Investors who lock up their capital for longer periods are typically compensated with an illiquidity premium, which can boost portfolio returns. It is difficult to quantify this premium accurately, due to the irregularity of cash calls and income distributions. While past performance is never a guide to future performance, the average historical illiquidity premium is between 2% and 5%, according to our estimates7, as we discuss in our article ‘In search of a rich illiquidity premia harvest in private equity’. These are also in line with the findings of several other industry research papers8

There are, of course, no guarantees. Private markets can be difficult to navigate, often requiring specialist expertise, networks and access to find high-quality deals. And there is significantly higher dispersion in returns among private asset managers, so choosing those with the relevant skills and experience, and doing thorough due diligence on any potential opportunities, are essential. 

Lower volatility

Whereas listed markets are often subject to sharp short-term swings, often overshooting, private markets are somewhat sheltered from such volatility, as there is no daily pricing. Investors may receive fewer updates, typically on a quarterly basis, by which time during turbulent markets the worst may have passed.
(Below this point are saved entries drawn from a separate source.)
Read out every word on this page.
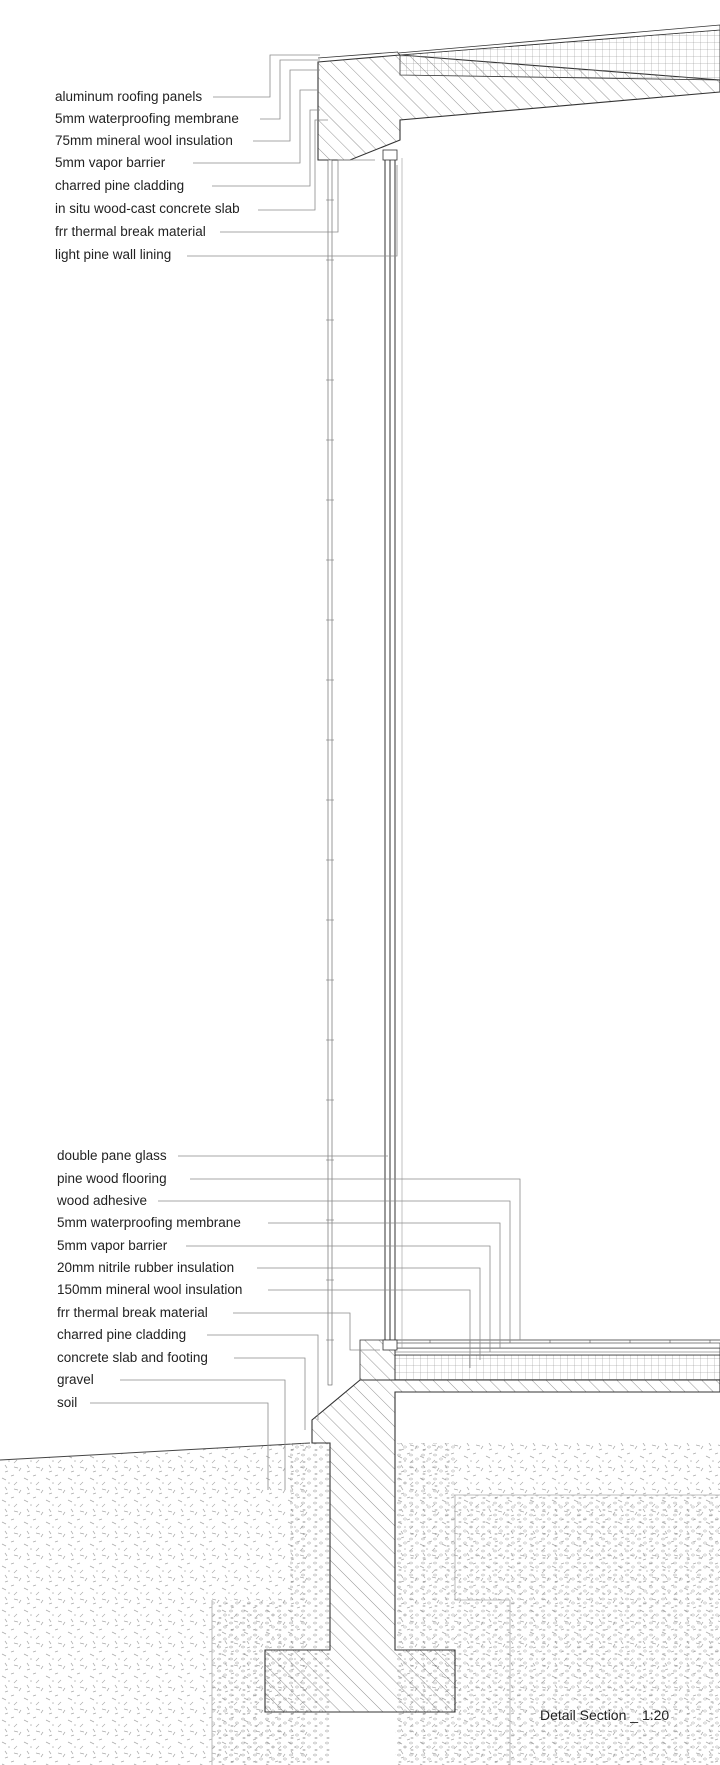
aluminum roofing panels
5mm waterproofing membrane
75mm mineral wool insulation
5mm vapor barrier
charred pine cladding
in situ wood-cast concrete slab
frr thermal break material
light pine wall lining
double pane glass
pine wood flooring
wood adhesive
5mm waterproofing membrane
5mm vapor barrier
20mm nitrile rubber insulation
150mm mineral wool insulation
frr thermal break material
charred pine cladding
concrete slab and footing
gravel
soil
Detail Section _ 1:20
This can help you resist the urge to panic-sell and stay focused on your long-term investment goals – a subject we explore in our article Diving into private assets and the liquidity conundrum.

Long-term commitment

For investors able to accept the higher risks and make a long-term capital commitment, private markets can offer exciting opportunities to invest in innovation and future disruptors, as well as build a diversified portfolio that better reflects the breadth of the evolving corporate landscape. 

Please note: Past performance and simulated past performance are not reliable indicators of future results The value of investments can fall as well as rise and you may get back less than you invested. The securities quoted are included for illustration purposes only and should not be considered investment advice or recommendations.